Le directeur général du département de la Science, de la technologie et de la recherche au ministère de l’Enseignement supérieur et de la recherche scientifique, Tatien Masharabu a accordé un entretien aux médias sur l’état des lieux de la recherche-développement. En 2011, le budget alloué à la recherche-développement était de 0,12% du PIB. Au niveau de la dimension genre, les données actuelles font état d’une participation des femmes de l’ordre de 14%.

 

DSC 1308Tatien Masharabu a informé que l’objectif principal du département est de promouvoir la science, la technologie et la recherche à travers une dissémination des résultats des thèses de doctorat et des publications scientifiques. Cela pour permettre de partager les résultats de ces travaux pour que ces derniers ne soient pas confinés dans les papiers. Il faut les porter à la connaissance du public et promouvoir le partage des informations à des fins utiles. Parler de l’état des lieux implique les aspects liés aux forces et aux faiblesses, aux menaces et aux opportunités qui pèsent sur le secteur de la science et de la technologie.

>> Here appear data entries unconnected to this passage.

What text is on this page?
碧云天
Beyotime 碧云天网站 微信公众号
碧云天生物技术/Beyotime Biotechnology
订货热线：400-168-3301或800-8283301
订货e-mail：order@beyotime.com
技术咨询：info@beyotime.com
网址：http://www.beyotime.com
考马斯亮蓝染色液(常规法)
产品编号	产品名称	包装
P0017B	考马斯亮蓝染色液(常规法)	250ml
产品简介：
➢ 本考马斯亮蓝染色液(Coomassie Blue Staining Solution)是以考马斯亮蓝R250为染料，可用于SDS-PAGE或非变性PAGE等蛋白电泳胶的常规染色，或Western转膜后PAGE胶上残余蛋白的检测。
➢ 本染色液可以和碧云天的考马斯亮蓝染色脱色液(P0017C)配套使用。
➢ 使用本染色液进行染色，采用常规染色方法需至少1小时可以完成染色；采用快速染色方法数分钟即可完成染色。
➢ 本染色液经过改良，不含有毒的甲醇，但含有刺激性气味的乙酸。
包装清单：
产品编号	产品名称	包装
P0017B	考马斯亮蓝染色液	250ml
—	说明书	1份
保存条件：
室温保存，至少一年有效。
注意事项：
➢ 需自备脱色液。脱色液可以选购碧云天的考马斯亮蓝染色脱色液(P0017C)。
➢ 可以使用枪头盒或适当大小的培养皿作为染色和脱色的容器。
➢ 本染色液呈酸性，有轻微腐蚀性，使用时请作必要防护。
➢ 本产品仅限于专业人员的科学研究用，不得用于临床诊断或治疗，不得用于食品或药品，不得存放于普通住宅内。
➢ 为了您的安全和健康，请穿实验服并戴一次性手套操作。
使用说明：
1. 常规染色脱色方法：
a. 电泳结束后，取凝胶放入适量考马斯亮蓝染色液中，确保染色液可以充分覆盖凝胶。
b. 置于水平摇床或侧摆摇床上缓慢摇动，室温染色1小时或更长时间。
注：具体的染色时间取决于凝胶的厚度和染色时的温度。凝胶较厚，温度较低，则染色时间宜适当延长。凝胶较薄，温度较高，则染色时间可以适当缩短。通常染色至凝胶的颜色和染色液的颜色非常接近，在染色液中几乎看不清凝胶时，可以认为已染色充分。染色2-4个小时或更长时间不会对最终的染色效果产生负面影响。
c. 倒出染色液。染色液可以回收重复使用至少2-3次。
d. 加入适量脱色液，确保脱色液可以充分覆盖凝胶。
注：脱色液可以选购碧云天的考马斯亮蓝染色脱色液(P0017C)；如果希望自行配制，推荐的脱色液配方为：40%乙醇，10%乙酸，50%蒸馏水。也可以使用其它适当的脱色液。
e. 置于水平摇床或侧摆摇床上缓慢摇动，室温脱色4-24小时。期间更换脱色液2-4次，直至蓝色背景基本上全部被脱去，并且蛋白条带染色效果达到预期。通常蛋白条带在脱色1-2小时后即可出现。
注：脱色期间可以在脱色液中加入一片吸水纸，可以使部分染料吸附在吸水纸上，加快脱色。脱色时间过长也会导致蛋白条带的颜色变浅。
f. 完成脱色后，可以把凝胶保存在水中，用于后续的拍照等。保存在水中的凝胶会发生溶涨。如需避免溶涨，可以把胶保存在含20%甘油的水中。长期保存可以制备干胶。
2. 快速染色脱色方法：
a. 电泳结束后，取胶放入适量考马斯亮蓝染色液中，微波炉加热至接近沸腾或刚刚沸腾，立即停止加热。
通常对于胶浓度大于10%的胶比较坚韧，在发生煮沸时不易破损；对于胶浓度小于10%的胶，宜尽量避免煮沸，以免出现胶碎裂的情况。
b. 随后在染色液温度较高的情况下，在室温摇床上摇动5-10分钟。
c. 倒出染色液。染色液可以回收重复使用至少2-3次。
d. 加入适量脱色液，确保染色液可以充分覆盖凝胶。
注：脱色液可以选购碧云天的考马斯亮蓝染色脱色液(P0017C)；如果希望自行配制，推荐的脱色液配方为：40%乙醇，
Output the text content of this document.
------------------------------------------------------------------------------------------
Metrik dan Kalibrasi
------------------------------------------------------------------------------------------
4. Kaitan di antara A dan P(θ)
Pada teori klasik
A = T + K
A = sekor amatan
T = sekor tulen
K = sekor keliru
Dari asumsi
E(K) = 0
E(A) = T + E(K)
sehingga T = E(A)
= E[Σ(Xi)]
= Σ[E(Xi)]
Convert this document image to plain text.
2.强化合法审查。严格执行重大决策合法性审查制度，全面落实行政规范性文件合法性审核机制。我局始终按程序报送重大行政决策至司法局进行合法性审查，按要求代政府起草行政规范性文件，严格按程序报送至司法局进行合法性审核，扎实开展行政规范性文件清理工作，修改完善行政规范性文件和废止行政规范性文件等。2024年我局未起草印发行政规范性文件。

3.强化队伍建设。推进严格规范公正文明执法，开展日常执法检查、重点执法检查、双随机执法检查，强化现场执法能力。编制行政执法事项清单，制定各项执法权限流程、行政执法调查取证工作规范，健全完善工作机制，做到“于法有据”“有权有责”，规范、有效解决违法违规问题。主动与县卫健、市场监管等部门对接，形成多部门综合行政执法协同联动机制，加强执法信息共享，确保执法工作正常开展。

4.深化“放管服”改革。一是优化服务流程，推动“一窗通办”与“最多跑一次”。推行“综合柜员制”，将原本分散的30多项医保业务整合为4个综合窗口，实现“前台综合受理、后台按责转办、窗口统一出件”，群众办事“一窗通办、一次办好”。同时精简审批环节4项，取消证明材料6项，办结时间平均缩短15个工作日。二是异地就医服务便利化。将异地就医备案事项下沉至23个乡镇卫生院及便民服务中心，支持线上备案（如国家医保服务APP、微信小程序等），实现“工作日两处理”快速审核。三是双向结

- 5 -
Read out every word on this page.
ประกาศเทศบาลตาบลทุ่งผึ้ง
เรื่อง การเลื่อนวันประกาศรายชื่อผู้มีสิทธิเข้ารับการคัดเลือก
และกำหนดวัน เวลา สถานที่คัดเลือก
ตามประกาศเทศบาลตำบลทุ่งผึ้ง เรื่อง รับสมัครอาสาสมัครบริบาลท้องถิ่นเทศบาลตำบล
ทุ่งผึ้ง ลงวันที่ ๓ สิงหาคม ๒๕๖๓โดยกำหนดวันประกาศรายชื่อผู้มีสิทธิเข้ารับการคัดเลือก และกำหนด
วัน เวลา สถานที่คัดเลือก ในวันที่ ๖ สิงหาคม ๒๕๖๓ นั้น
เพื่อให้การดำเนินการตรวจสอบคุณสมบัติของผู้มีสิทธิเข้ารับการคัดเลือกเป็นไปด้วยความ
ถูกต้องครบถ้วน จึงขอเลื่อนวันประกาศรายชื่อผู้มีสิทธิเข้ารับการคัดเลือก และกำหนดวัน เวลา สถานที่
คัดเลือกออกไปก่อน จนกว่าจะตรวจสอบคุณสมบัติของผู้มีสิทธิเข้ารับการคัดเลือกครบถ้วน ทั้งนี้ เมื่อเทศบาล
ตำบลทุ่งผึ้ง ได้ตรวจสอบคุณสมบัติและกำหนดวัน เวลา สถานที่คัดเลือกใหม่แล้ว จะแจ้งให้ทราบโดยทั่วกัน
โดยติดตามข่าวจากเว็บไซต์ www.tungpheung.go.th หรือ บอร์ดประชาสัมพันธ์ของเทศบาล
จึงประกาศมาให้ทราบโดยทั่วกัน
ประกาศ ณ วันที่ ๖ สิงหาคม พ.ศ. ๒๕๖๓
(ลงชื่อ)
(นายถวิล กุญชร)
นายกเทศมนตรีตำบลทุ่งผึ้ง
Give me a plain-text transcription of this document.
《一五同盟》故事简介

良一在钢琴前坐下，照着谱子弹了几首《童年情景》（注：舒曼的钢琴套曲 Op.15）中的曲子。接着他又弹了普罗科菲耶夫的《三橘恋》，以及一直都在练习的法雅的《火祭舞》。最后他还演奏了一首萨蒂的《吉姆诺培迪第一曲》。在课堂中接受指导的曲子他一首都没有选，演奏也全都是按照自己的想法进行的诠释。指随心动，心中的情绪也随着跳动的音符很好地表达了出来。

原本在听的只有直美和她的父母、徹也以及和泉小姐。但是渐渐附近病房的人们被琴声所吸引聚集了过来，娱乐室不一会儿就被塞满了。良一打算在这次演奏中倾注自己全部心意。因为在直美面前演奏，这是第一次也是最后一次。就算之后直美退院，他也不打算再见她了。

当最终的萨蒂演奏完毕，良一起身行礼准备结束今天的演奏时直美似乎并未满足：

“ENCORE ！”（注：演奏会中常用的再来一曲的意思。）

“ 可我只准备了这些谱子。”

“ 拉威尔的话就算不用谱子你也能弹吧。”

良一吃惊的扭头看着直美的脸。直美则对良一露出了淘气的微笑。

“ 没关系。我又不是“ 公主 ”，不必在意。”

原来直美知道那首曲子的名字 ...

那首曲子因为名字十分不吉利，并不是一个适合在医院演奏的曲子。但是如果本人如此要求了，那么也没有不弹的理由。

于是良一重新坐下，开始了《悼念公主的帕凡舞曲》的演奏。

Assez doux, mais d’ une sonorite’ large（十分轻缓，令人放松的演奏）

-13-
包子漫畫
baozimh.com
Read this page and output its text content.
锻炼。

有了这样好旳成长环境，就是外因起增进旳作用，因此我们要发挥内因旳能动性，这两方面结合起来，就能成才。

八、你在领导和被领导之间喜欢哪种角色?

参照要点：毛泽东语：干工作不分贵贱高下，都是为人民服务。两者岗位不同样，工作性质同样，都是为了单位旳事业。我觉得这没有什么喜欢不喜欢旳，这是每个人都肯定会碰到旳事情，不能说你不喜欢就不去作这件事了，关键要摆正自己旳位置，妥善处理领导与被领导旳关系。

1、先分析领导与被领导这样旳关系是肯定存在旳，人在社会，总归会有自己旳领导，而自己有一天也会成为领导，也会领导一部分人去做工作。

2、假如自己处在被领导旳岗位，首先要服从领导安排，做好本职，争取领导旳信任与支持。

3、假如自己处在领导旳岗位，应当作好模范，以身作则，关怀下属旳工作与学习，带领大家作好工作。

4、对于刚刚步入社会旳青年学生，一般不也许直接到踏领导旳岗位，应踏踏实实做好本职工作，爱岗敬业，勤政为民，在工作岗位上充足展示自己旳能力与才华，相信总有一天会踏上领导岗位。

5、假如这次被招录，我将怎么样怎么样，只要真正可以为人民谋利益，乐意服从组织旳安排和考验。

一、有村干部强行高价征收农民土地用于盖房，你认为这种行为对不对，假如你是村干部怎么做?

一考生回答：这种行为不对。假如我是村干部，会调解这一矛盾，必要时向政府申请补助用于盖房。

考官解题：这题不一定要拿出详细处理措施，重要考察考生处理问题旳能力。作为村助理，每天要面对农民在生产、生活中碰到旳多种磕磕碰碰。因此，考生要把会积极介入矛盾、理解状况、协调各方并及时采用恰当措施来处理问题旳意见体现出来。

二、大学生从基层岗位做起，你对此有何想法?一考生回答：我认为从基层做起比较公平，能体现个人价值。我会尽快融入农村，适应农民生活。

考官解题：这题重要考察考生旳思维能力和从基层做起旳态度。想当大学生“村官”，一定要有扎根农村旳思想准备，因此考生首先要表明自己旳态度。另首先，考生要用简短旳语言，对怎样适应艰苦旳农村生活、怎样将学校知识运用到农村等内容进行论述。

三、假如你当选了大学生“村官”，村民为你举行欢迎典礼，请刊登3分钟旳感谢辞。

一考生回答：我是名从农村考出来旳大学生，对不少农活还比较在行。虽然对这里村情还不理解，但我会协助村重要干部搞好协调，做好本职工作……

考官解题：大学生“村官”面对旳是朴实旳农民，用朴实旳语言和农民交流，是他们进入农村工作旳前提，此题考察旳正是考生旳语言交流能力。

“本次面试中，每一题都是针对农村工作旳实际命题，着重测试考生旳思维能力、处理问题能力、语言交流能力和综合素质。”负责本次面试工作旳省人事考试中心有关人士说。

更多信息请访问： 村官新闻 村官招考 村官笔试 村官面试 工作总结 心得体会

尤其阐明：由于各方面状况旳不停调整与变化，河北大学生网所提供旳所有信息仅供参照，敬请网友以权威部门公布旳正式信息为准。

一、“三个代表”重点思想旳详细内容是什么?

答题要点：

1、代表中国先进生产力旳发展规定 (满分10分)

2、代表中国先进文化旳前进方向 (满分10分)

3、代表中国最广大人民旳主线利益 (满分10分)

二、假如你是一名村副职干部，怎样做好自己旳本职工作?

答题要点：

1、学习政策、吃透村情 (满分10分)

Au moins 1% du PIB devrait être consacré à la recherche-développement

M. Masharabu a abordé l’état des lieux sur base de quelques indicateurs universellement reconnus comme des paramètres qui sont considérés dans l’évaluation de ce secteur. Ce sont les indicateurs statistiques liés à la part du budget accordé à la recherche-développement et à l’innovation par rapport au Produit intérieur brut (PIB). Il y a également les effectifs ou les niveaux de qualification et de compétence des chercheurs, soit par sexe, soit par domaine. Il y a également les outputs au niveau des résultats tels que les publications et les brevets qui sont accordés.
Au niveau du budget, la Déclaration africaine de Nairobi recommande aux Etats de l’Union africaine de consacrer au moins 1% du PIB à la recherche-développement mais la plupart des fois, les pays peinent à honorer cet engagement. Pour le cas du Burundi, si on se réfère aux statistiques récentes de la Banque mondiale, en 2011, le budget qui était alloué à la recherche-développement représentait 0,12% du PIB.

 

La participation des femmes est de l’ordre de 14%

M. Masharabu a souligné que pour les chercheurs, si on considère la dimension genre, les données actuelles font état d’une participation des femmes de l’ordre de 14%. Du côté des publications, si on se réfère à Ranking generals, une structure qui fait la qualification des pays par rapport aux productions scientifiques, le Burundi occupe la 44e place sur 57pays au niveau de l’Afrique dans l’intervalle de 2006 à 2013.
Il a révélé que la recherche connaît des avancées notamment au niveau du cadre légal dans le sens de la gouvernance du secteur de la science, la technologie et la recherche (STI). Les perspectives se trouvent au niveau du cadre légal qui vient d’être adopté. Le 16 juillet 2013, il y a eu un décret portant création, mission et fonctionnement de la commission nationale de la STI. Il y a eu également le 8 août 2013, le lancement officiel des documents de politiques en matière de la STI. A travers ce cadre légal, a-t-il conclu, les perspectives vont dans le sens de l’opérationnalisation via la mise en place des organes de cette commission mais aussi l’élaboration des textes d’application de ces documents de politique avec la disponibilisation des moyens à cette fin.